Il rapporto conflittuale che ha un autore con la lingua con la quale scrive si fa ancora più complesso quando la lingua che usa è quella che gli è stata imposta dalla Storia. Però spesso tutto ciò può diventare una ricchezza per un artista. Le condizioni di margine, rispetto a un centro coloniale, si stratificano arricchendo il codice linguistico, creando di conseguenza nuove profondità. Questo spiega, per me, il perché la letteratura irlandese ha saputo dare così tanto alla lingua inglese. Nel mondo anglosassone Willian Trevor è considerato uno dei più grandi autori viventi. Eppure, leggendo L’amore, un’estate, ci si chiede: dove sta il fascino delle sue narrazioni?
È il racconto di una estate fine anni Cinquanta, in una campagna irlandese senza particolare fascino. Così come i suoi protagonisti, persone senza alcuna dote significativa, ma senza neppure difetti peculiari. Gente comune, noiosamente comune. Scialbe. Sembra quasi non ci sia nulla da sapere, nulla da raccontare, se non la solita noia della provincia profonda, identica a tutte le latitudini.

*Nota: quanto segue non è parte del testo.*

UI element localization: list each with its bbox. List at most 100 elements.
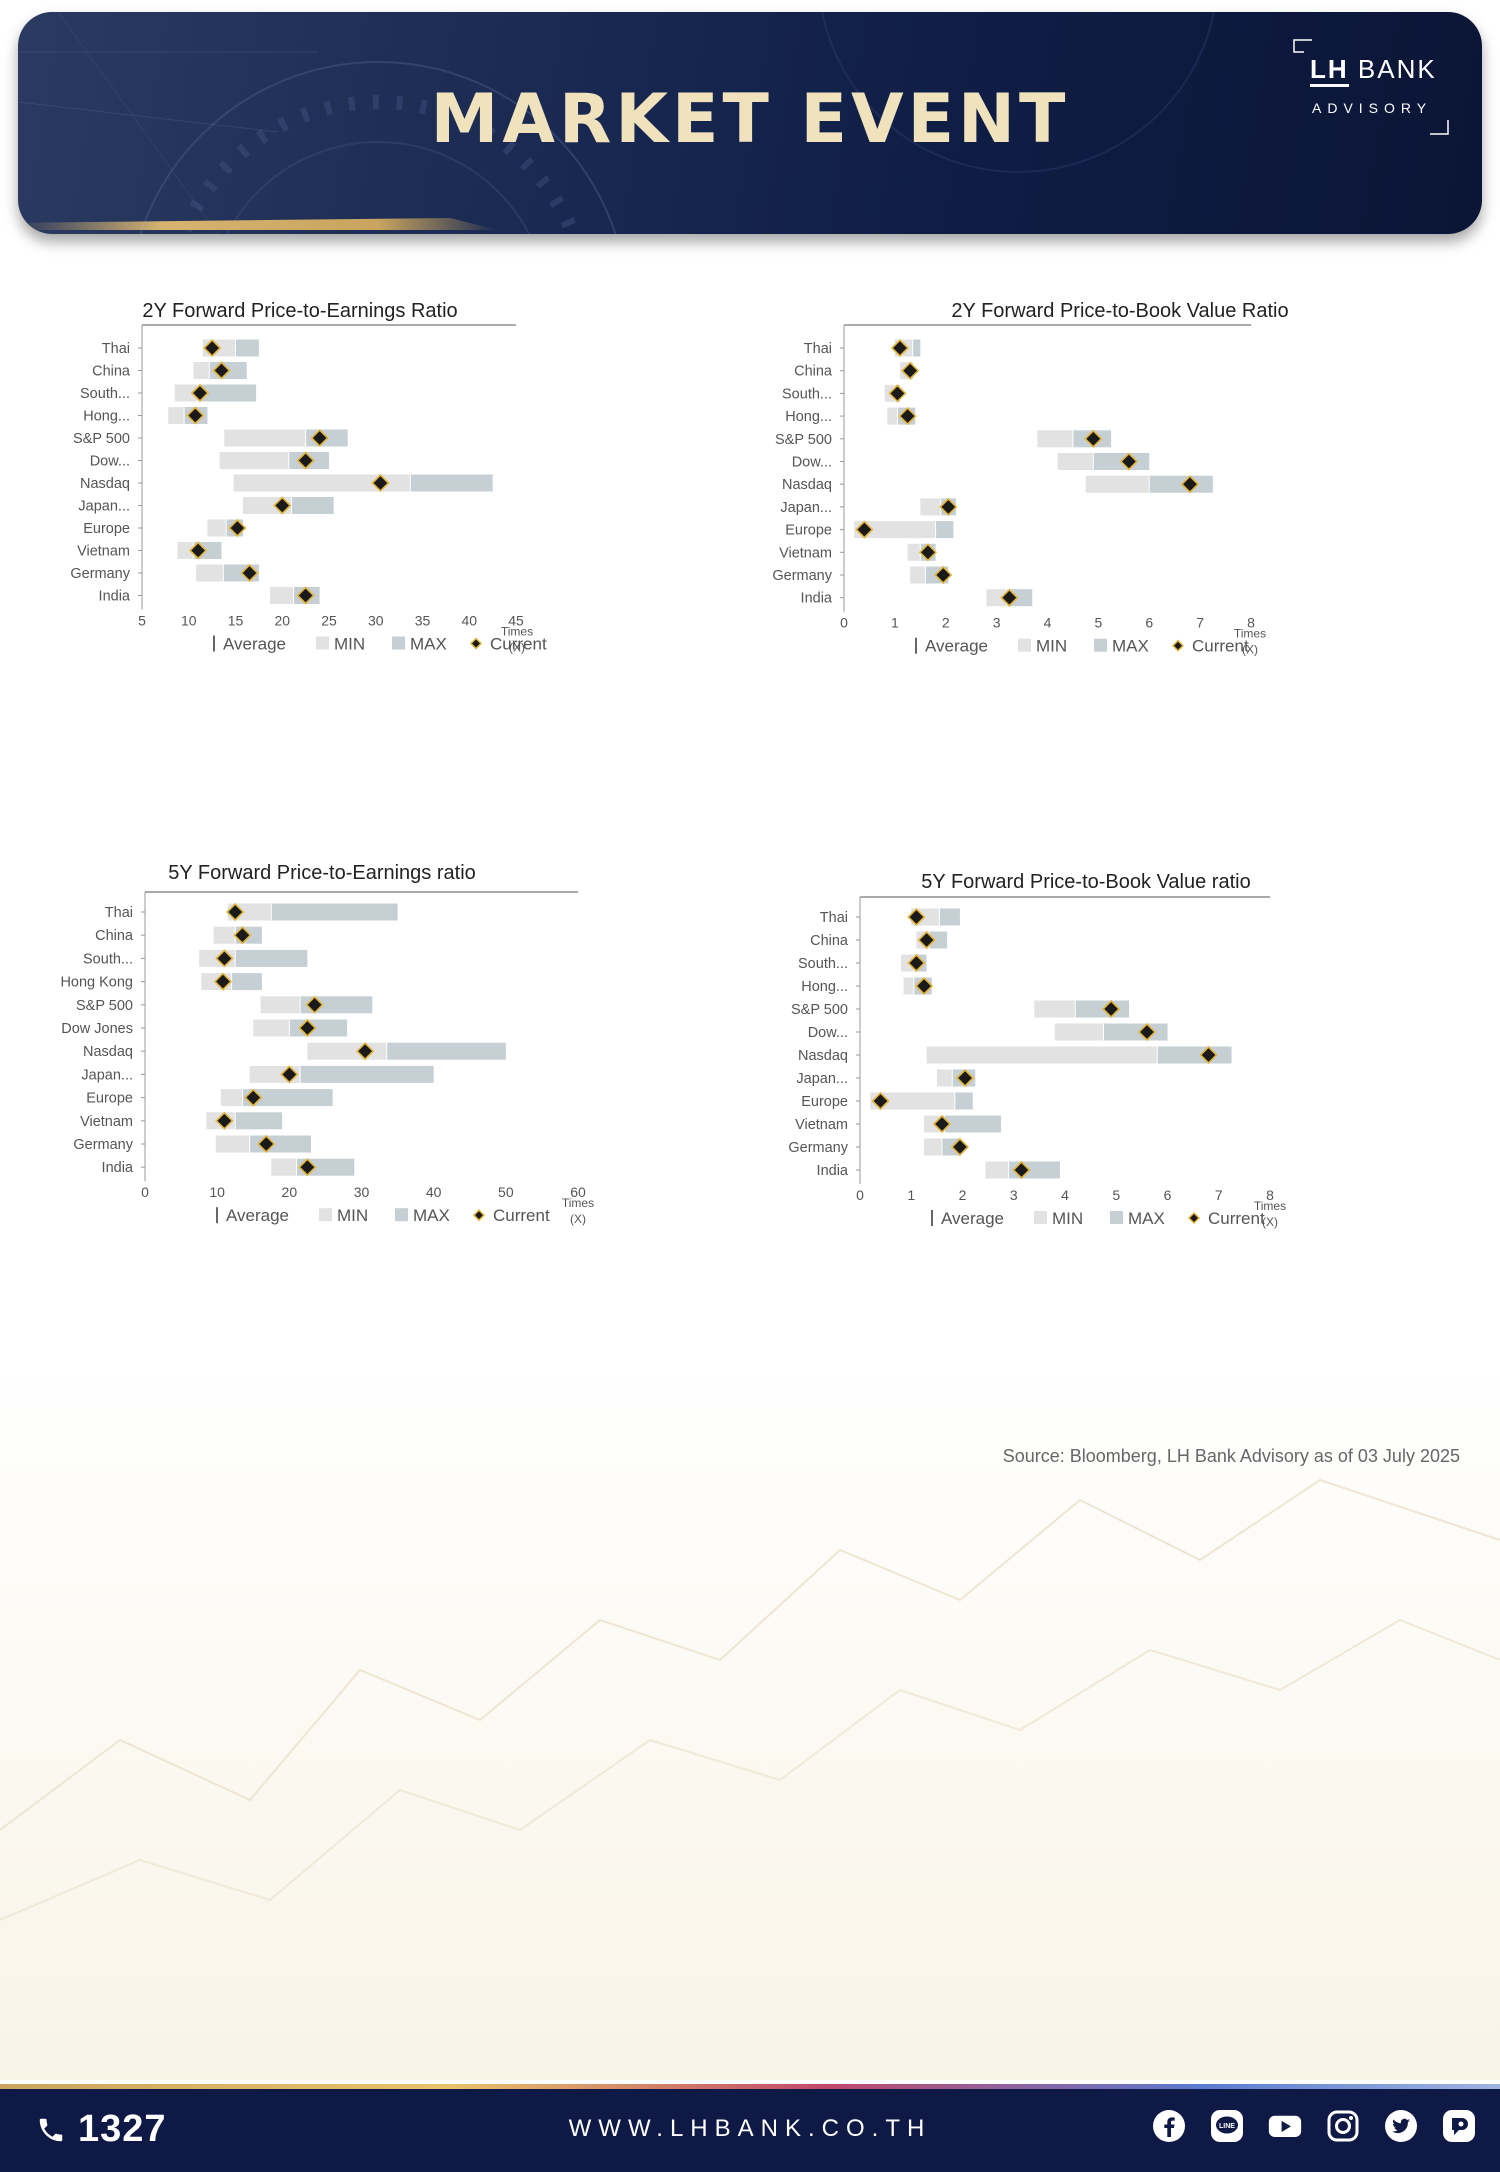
category-label: Hong... [83,409,130,425]
website-link[interactable]: WWW.LHBANK.CO.TH [568,2115,932,2142]
category-label: Thai [820,910,848,926]
instagram-icon[interactable] [1326,2109,1360,2143]
min-bar [936,1069,953,1087]
current-marker [298,1018,317,1038]
legend-max-swatch [1094,638,1107,652]
logo-mark: LH [1310,54,1349,87]
category-label: Germany [73,1137,133,1153]
legend-min-label: MIN [334,635,365,654]
min-bar [196,564,224,582]
source-note: Source: Bloomberg, LH Bank Advisory as o… [1002,1446,1460,1466]
current-marker [273,496,292,515]
current-marker [228,518,247,538]
current-marker [1101,999,1121,1019]
min-bar [920,498,941,516]
x-axis-label: Times [1254,1199,1286,1213]
x-tick-label: 35 [415,613,431,629]
x-tick-label: 2 [959,1187,967,1203]
min-bar [1057,453,1094,470]
line-icon[interactable]: LINE [1210,2109,1244,2143]
chart-title: 2Y Forward Price-to-Earnings Ratio [142,300,457,322]
min-bar [910,566,926,584]
category-label: Europe [801,1094,848,1110]
min-bar [220,1089,243,1107]
x-tick-label: 8 [1247,615,1255,631]
x-tick-label: 15 [228,613,244,629]
current-marker [907,953,926,973]
category-label: Thai [804,341,832,357]
current-marker [280,1065,299,1084]
category-label: South... [80,386,130,402]
max-bar [1157,1046,1232,1064]
category-label: Japan... [796,1071,848,1087]
youtube-icon[interactable] [1268,2109,1302,2143]
category-label: Japan... [81,1067,133,1083]
current-marker [310,428,329,448]
current-marker [296,451,315,470]
min-bar [924,1138,942,1156]
min-bar [215,1135,250,1153]
chart-5y-pe: 5Y Forward Price-to-Earnings ratio Thai Ch… [60,862,594,1226]
min-bar [907,543,921,561]
legend-current-label: Current [493,1206,550,1225]
category-label: Hong Kong [60,975,133,991]
x-tick-label: 20 [282,1184,298,1200]
current-marker [244,1088,263,1107]
current-marker [932,1114,952,1134]
current-marker [233,926,252,945]
phone-contact[interactable]: 1327 [36,2108,167,2151]
max-bar [410,474,493,492]
min-bar [253,1019,290,1037]
x-tick-label: 7 [1196,615,1204,631]
current-marker [898,406,917,426]
min-bar [207,519,227,537]
category-label: South... [782,386,832,402]
x-tick-label: 45 [508,613,524,629]
page-title: MARKET EVENT [430,80,1070,159]
max-bar [935,521,954,539]
blockdit-icon[interactable] [1442,2109,1476,2143]
logo-frame [1293,39,1449,135]
min-bar [854,521,936,539]
category-label: Dow Jones [61,1021,133,1037]
x-tick-label: 4 [1044,615,1052,631]
max-bar [271,903,398,921]
chart-title: 5Y Forward Price-to-Earnings ratio [168,862,476,884]
legend-max-label: MAX [413,1206,450,1225]
min-bar [1054,1023,1104,1041]
category-label: Europe [86,1091,133,1107]
current-marker [355,1042,375,1061]
min-bar [219,452,289,469]
category-label: Vietnam [779,545,832,561]
chart-2y-pbv: 2Y Forward Price-to-Book Value Ratio Thai… [772,300,1288,657]
x-tick-label: 50 [498,1184,514,1200]
current-marker [901,361,920,380]
category-label: South... [83,951,133,967]
category-label: Germany [772,568,832,584]
x-tick-label: 3 [993,615,1001,631]
current-marker [871,1091,890,1111]
min-bar [271,1158,297,1176]
min-bar [1034,1000,1076,1018]
x-tick-label: 3 [1010,1187,1018,1203]
category-label: India [817,1163,849,1179]
max-bar [944,1115,1001,1133]
current-marker [1084,429,1103,448]
facebook-icon[interactable] [1152,2109,1186,2143]
min-bar [985,1161,1009,1179]
background-decoration [0,1360,1500,2080]
x-tick-label: 6 [1164,1187,1172,1203]
twitter-icon[interactable] [1384,2109,1418,2143]
x-tick-label: 25 [321,613,337,629]
current-marker [257,1134,276,1154]
category-label: Nasdaq [782,477,832,493]
current-marker [918,543,938,562]
min-bar [1037,430,1073,448]
category-label: India [102,1160,134,1176]
category-label: Europe [83,521,130,537]
max-bar [929,931,948,949]
current-marker [240,563,259,583]
svg-text:LINE: LINE [1219,2123,1235,2130]
x-tick-label: 7 [1215,1187,1223,1203]
current-marker [226,902,245,922]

A Rathmoye un giorno passa per caso un fotografo dilettante sulla sua bici, Florian. Ci torna un paio di volte, incontra Ellie, giovane moglie di un contadino – Dillahan, indefesso lavoratore dei campi. I due si scambiano alcuni convenevoli, nulla di più. La più che platonica relazione viene notata da una zitella, miss Connulty. Tutto qui.

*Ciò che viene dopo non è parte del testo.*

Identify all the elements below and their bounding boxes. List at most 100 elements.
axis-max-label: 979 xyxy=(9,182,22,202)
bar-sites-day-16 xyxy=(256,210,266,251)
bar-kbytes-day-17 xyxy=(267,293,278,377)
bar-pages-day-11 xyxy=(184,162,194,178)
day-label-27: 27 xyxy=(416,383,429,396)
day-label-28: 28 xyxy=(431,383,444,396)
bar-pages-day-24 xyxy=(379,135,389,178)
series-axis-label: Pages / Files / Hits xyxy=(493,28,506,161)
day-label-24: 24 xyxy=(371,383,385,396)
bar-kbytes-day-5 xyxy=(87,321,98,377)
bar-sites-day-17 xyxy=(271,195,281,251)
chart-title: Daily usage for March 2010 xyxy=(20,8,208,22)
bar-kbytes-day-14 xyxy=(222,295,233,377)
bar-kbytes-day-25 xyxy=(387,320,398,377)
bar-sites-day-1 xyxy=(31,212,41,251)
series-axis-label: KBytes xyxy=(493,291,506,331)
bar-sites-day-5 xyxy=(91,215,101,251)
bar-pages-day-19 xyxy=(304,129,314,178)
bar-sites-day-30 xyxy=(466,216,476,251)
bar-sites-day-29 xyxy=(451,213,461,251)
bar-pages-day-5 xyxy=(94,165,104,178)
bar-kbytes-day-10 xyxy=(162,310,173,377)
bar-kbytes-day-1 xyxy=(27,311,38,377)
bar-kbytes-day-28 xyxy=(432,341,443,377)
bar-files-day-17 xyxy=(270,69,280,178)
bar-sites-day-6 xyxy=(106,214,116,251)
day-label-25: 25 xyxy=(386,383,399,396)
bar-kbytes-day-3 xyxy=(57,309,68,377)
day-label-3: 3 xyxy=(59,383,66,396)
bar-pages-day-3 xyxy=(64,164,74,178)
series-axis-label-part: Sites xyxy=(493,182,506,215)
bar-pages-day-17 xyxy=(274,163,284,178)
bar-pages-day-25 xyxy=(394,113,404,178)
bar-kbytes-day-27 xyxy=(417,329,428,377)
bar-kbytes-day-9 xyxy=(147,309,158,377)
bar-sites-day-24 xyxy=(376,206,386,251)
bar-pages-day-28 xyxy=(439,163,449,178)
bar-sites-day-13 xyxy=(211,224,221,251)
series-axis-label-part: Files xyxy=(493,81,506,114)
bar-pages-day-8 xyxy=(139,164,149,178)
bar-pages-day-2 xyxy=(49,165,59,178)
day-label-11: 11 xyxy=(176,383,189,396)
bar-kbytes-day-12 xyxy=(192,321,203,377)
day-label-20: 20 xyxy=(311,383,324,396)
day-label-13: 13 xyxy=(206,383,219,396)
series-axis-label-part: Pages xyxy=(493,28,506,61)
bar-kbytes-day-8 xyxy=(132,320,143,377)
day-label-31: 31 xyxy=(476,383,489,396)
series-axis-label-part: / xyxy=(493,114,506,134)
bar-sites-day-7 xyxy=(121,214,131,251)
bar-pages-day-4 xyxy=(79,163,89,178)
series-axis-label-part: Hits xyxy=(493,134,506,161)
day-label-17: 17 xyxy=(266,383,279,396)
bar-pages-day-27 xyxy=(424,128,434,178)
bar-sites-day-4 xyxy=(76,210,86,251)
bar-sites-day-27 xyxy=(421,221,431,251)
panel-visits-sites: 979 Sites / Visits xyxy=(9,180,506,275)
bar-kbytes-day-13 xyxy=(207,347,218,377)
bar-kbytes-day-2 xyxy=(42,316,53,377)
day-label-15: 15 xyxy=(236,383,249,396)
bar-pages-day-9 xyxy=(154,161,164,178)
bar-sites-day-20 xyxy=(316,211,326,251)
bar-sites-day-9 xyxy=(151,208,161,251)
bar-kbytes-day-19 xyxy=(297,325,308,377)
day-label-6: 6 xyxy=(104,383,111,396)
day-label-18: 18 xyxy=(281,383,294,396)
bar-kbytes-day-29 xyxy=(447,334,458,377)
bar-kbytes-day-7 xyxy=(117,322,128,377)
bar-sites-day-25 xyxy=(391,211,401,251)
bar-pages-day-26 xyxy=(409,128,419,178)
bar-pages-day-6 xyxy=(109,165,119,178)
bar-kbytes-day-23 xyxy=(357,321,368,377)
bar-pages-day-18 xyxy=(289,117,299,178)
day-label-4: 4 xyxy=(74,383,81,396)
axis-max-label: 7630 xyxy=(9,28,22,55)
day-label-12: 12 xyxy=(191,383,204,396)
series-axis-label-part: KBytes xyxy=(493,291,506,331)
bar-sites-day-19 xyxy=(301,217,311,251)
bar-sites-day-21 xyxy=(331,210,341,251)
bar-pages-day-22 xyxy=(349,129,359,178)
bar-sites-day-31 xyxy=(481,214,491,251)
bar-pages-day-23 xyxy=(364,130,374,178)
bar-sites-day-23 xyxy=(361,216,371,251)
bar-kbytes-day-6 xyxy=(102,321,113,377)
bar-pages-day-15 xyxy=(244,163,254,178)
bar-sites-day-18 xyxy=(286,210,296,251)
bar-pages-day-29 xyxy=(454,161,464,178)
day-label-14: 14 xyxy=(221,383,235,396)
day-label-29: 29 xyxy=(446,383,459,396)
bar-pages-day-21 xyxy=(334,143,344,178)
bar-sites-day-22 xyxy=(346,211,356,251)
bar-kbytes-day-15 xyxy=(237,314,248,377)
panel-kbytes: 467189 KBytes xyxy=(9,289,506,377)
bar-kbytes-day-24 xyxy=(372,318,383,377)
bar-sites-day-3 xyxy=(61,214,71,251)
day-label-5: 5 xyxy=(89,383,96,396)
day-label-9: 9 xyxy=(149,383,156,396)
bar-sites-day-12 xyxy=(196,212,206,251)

Eppure i piccoli segreti, i drammi sommersi nel profondo, le passioni contenute, le fuge incomprensibili, il destino ineluttabile, sono raccontati con una tale attenzione ai particolari e allo stesso tempo quasi solo pudicamente accennati, che si comprende quanto sia ricca di sfumature la lingua, ma sopratutto il magistero, di un autore che è un vero decrittatore dell’animo umano, di quel mondo interiore che anche la gente senza qualità porta dentro sé e che chiede solo di essere scoperto e raccontato.
[pubblicato su Cooperazione n. 4 del 26 gennaio 2010]
Qui non è che ti sei ammazzato di lavoro, Gianni.
France’, sei il solito ingrato! ;-)
Il fascino dei libri di William Trevor sta proprio nella lingua con cui sono raccontati i destini, i drammi e le vite semplici dei personaggi, oltre che nella ricchezza dei dettagli descritti con quello stile così asciutto e preciso in cui Trevor è un grande maestro. Grande nei romanzi, ma ancor più nei tanti racconti brevi, capolavori di sintesi, e straordinario nel riuscire a sorprendere, ma sempre con grande semplicità. Forse questa sua recensione è un po’ troppo riduttiva e non rende del tutto giustizia a questo autore e alla sua opera.
Laura Pignatti, traduttrice di Trevor
Mi pare, Laura, che diciamo la stessa cosa. Se qualcuno, per queste mie note (2000 battute, non un saggio approfondito), avrà voglia di leggere Trevor non potrà che rendermi felice.
Grazie Biondillo; grazie a lei e a un suo intervento su Nazione Indiana ho conosciuto la magnifica Alice Munro. Adesso mi ha regalato la conoscenza di William Trevor, che sto leggendo in questi giorni. E’ incantevole e magicamente è quello di cui avevo bisogno. I due tra l’altro si somigliano tantissimo.